The Strategist

France demands that Societe Generale return € 2,2 billion in taxes

11/15/2016 - 14:09

French Ministry of Finance has launched a process to return of € 2,2 billion of tax incentives, with which the government has provided Societe Generale bank, due to loss from actions of the institution’s former trader Jerome Kerviel. Les Echos writes this, citing sources.

Mohamed Yahya
Mohamed Yahya
According to the publication, Tax Administration of the Republic intends to return either the entire amount granted to the bank, or part of it.

"The tax authorities have started a procedure for return of tax exemptions previously granted to Societe Generale bank", - said the French authorities. The sum amounts to 2.2 billion euros, which is equal to tax breaks the French government granted bank in 2009-2010 after losses incurred from Kerviel’s financial fraud. 

In September, the Court of Cassation of Versailles ordered former Societe Generale’s trader Kerviel to pay the French bank € 1 million of compensation within Societe Generale vs Kerviel case. The ex-trader himself hasn’t paid the amount prescribed by the court yet.
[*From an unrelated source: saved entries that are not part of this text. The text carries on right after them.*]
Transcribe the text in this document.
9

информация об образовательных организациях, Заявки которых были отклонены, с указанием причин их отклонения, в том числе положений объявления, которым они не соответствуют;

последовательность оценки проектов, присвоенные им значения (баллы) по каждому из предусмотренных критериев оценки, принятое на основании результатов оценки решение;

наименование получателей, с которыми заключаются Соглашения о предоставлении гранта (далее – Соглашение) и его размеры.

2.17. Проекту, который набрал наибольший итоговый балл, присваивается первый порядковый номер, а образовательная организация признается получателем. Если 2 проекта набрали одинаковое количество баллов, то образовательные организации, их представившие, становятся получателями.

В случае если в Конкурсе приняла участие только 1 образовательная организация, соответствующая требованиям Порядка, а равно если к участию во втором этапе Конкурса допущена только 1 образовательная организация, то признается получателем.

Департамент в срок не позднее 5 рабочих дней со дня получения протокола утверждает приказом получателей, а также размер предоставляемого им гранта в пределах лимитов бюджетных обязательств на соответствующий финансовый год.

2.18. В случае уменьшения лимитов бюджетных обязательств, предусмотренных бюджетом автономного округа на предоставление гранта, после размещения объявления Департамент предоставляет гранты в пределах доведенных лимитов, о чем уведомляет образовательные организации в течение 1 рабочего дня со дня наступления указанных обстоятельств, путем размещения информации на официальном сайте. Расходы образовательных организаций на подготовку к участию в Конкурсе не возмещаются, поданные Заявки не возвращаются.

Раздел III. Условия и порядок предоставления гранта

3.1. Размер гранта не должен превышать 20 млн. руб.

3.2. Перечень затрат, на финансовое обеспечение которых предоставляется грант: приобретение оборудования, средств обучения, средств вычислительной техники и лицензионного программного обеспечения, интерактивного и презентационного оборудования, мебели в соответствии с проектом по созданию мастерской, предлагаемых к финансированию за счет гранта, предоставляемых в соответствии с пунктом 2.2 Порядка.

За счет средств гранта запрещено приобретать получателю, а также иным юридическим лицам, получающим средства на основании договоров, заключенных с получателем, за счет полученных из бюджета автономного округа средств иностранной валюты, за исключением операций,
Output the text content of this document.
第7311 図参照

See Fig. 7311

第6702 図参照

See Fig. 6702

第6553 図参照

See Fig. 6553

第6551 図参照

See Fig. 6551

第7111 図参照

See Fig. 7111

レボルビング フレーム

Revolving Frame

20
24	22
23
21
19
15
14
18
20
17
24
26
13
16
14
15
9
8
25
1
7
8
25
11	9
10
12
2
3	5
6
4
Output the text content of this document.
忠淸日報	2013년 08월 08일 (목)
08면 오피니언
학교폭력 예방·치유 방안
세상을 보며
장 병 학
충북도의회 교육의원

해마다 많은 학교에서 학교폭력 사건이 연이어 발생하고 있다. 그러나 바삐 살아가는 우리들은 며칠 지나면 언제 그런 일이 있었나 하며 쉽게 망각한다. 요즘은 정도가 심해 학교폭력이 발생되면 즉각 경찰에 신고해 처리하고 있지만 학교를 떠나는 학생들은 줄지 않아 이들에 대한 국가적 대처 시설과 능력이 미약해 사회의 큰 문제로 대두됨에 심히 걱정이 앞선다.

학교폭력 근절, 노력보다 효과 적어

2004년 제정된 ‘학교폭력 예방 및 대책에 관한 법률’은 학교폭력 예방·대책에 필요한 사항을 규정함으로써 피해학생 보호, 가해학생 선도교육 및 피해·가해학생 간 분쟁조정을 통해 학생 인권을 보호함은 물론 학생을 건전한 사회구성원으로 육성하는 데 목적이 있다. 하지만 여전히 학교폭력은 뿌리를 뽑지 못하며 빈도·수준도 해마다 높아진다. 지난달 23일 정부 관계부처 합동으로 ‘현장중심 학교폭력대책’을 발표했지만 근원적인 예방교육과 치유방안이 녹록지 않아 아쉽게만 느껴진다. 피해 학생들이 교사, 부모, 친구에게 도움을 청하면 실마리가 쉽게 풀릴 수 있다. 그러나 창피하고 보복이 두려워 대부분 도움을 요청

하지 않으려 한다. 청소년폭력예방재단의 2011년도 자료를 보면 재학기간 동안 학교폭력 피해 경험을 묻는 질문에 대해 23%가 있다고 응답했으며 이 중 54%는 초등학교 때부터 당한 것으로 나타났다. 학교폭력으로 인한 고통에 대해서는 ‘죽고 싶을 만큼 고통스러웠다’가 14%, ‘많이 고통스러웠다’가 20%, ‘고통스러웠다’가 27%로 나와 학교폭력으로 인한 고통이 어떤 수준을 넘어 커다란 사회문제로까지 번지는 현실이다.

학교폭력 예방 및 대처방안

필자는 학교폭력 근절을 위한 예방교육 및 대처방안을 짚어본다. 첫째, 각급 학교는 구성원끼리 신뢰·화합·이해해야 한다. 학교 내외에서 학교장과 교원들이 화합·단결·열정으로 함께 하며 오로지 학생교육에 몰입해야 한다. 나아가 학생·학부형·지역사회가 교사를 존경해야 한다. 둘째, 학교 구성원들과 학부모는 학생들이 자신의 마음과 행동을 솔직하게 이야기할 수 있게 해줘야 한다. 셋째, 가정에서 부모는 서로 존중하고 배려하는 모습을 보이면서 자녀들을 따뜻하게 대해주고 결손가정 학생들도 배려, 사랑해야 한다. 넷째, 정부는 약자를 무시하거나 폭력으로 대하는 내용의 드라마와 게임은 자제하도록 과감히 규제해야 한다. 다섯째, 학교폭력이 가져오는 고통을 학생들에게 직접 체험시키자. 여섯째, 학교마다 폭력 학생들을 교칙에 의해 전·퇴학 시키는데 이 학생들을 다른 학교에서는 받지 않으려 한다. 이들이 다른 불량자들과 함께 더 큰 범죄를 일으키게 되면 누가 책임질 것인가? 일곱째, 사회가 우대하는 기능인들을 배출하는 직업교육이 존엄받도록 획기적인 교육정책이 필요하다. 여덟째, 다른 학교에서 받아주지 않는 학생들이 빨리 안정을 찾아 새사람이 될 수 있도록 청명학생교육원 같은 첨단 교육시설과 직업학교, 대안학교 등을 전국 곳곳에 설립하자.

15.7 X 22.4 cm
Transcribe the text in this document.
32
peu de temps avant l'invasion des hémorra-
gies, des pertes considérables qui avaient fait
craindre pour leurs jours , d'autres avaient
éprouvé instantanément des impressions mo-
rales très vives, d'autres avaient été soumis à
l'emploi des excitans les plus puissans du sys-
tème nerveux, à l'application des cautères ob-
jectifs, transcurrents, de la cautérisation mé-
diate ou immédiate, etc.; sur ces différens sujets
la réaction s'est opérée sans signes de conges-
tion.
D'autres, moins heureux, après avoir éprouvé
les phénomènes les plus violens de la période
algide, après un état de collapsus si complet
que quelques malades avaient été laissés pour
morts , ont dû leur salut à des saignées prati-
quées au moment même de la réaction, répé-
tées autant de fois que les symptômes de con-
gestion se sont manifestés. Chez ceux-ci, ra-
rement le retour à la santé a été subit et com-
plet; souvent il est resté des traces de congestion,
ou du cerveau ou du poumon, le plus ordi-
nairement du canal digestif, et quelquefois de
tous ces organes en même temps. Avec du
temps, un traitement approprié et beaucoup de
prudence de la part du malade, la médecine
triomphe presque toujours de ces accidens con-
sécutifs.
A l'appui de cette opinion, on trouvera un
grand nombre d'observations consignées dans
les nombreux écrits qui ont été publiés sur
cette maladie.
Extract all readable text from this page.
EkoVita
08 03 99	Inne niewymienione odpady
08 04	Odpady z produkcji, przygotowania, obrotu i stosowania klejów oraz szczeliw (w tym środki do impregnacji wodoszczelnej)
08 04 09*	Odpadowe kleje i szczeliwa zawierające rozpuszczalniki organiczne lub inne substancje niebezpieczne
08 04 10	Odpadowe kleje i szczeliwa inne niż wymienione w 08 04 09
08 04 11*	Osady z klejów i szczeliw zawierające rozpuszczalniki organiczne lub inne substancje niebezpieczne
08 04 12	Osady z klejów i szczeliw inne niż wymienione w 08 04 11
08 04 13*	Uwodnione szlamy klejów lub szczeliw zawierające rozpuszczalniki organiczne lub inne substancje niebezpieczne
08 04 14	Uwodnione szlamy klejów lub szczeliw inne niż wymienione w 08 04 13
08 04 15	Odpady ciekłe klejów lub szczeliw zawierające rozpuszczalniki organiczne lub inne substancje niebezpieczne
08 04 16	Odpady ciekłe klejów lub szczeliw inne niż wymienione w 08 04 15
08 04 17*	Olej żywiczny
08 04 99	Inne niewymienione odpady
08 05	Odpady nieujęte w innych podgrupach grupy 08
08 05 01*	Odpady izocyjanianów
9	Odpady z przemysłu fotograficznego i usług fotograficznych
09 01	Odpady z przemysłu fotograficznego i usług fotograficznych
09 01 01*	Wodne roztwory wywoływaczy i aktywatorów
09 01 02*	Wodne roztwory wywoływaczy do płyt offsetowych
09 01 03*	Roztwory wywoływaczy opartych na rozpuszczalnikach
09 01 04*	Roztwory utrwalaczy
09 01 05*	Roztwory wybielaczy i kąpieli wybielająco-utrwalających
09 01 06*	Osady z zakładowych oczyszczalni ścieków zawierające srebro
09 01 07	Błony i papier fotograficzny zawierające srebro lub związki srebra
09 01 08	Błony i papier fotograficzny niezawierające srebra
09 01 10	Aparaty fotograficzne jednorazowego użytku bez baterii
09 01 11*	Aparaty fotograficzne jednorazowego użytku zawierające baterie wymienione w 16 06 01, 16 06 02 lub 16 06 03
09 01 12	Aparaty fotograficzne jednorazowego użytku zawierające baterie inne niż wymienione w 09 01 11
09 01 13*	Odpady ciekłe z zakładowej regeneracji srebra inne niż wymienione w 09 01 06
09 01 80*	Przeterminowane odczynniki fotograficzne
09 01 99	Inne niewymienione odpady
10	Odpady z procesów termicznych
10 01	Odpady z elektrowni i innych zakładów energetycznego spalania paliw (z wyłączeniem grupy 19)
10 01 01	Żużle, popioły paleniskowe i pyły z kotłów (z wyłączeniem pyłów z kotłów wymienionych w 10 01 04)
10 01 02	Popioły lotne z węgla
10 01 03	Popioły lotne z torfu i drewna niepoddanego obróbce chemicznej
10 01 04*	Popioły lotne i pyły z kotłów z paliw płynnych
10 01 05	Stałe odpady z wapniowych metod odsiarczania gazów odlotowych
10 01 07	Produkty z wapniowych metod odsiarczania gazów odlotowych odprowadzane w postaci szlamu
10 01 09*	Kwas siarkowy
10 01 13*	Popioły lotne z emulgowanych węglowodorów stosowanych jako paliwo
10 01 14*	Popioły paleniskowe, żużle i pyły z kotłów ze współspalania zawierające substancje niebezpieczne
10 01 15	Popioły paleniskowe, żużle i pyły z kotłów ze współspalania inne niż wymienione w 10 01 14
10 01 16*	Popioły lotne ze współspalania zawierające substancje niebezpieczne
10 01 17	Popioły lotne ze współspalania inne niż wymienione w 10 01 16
In 2008, the French bank declared a loss of € 4.9 billion. According to the financial institution, it was caused by actions of Kerviel, who used a special margin trading mechanism to open positions on futures on European stock exchanges’ indices totaling around € 50 billion.

In October 2010, the court found the trader guilty for losses incurred by the bank, and sentenced him to five years in prison, and full compensation for damages. Kerviel remained at large since he appealed. In March 2014, the court canceled its requirement to compensate losses of the bank after consideration of one of the appeals.

In June, the culprit won € 100 th. by court action for unfair dismissal. Above that, he also received € 300 thousand-bonus for the year 2007. In addition, the bank was sentenced to immediately pay € 80 thousand to the claimant.

Societe Generale finished the third quarter with a net profit of € 1,1 billion, which turned out better than expected. According to FactSet’s survey, analysts expected to see this figure in the region of € 922 million on the basis of the last three months. At that, the company's net income was still below last year's result by 2%. The same applies to the bank's earnings, which amounted to € 6.01 billion and was worse by 6% than corresponding period of the previous year. 

At the beginning of the week, there were reports that Italian UniCredit and French Societe Generale are discussing a merger. Then, UniCredit's shares rose 5.8%.

Source of Italian news agency Ansa said that the "financial community" is chitchatting about merger of the two banks. In addition to the merger, UniCredit plans to increase capital by € 10 billion.

Current CEO of UniCredit, Jean Pierre Mustier previously served as Head of Corporate and Investment Banking at Societe Generale, and was a member of the bank's Management Board. In July this year, he took lead of UniCredit.